N. 06139/2010 REG.RIC.
REPUBBLICA ITALIANA
IN NOME DEL POPOLO ITALIANO
Il Consiglio di Stato
in sede giurisdizionale (Sezione Quarta)
ha pronunciato la presente
SENTENZA
sul ricorso in appello nr. 6139 del 2010, proposto dalla società L’ARCA S.r.l., in persona del legale rappresentante
pro tempore
, rappresentata e difesa dagli avv.ti S S D e A Z, con domicilio eletto presso il primo in Roma, via Bocca di Leone, 78,
contro
- la REGIONE LAZIO, in persona del Presidente
pro tempore,
non costituita;
- il COMUNE DI ROMA, in persona del Sindaco
pro tempore
, rappresentato e difeso dall’avv. A M, domiciliato per legge in Roma, via del Tempio di Giove, 21;
nei confronti di
signori Zenaide TOMEI, Maria Loredana VONA e Rossella VONA, non costituiti,
per l’annullamento e/o la riforma
della sentenza nr. 3178/10, resa nelle camere di consiglio del 22 ottobre 2009 e del 17 dicembre 2009, depositata in data 1 marzo 2010, non notificata, con la quale il T.A.R. del Lazio, Sezione Seconda- bis, ha dichiarato inammissibile il ricorso nr. 9853/08, compensando tra le parti le spese di giudizio.
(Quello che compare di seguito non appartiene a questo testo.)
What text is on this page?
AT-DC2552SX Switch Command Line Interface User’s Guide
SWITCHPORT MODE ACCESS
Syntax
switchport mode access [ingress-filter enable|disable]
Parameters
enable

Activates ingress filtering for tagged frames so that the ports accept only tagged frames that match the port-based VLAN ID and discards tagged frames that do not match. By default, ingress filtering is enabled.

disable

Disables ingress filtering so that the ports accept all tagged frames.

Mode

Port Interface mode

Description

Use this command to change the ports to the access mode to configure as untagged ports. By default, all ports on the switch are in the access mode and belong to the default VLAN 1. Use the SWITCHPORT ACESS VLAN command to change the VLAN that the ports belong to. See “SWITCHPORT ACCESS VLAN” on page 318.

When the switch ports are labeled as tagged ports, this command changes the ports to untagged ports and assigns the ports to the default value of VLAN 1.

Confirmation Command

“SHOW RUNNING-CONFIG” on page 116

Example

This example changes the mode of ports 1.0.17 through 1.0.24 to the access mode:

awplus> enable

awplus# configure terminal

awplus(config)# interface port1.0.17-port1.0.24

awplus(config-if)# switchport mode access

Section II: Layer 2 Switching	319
Visti il ricorso in appello e i relativi allegati;
Visto l’atto di costituzione in giudizio del Comune di Roma (oggi Roma Capitale);
Viste le memorie prodotte dalla appellante (in date 8 e 19 giugno 2012) e da Roma Capitale (in data 8 giugno 2012) a sostegno delle rispettive difese;
Vista l’ordinanza di questa Sezione nr. 2534 del 14 giugno 2011, con la quale è stata respinta la domanda di sospensione dell’esecuzione della sentenza impugnata;
Visti tutti gli atti della causa;
Relatore, all’udienza pubblica del giorno 10 luglio 2012, il Consigliere R G;
Uditi l’avv. Zito per la appellante e l’avv. Rodolfo Murra per Roma Capitale;
Ritenuto e considerato in fatto e diritto quanto segue.
FATTO
La società L’Arca S.r.l. ha impugnato la sentenza con la quale il T.A.R. del Lazio ha dichiarato inammissibile il ricorso dalla stessa proposto avverso la delibera di approvazione del Nuovo P.R.G. del Comune di Roma, nonché avverso altri atti antecedenti, in relazione all’inserimento di suoli in sua proprietà all’interno di un Piano di Zona approvato nel 2007.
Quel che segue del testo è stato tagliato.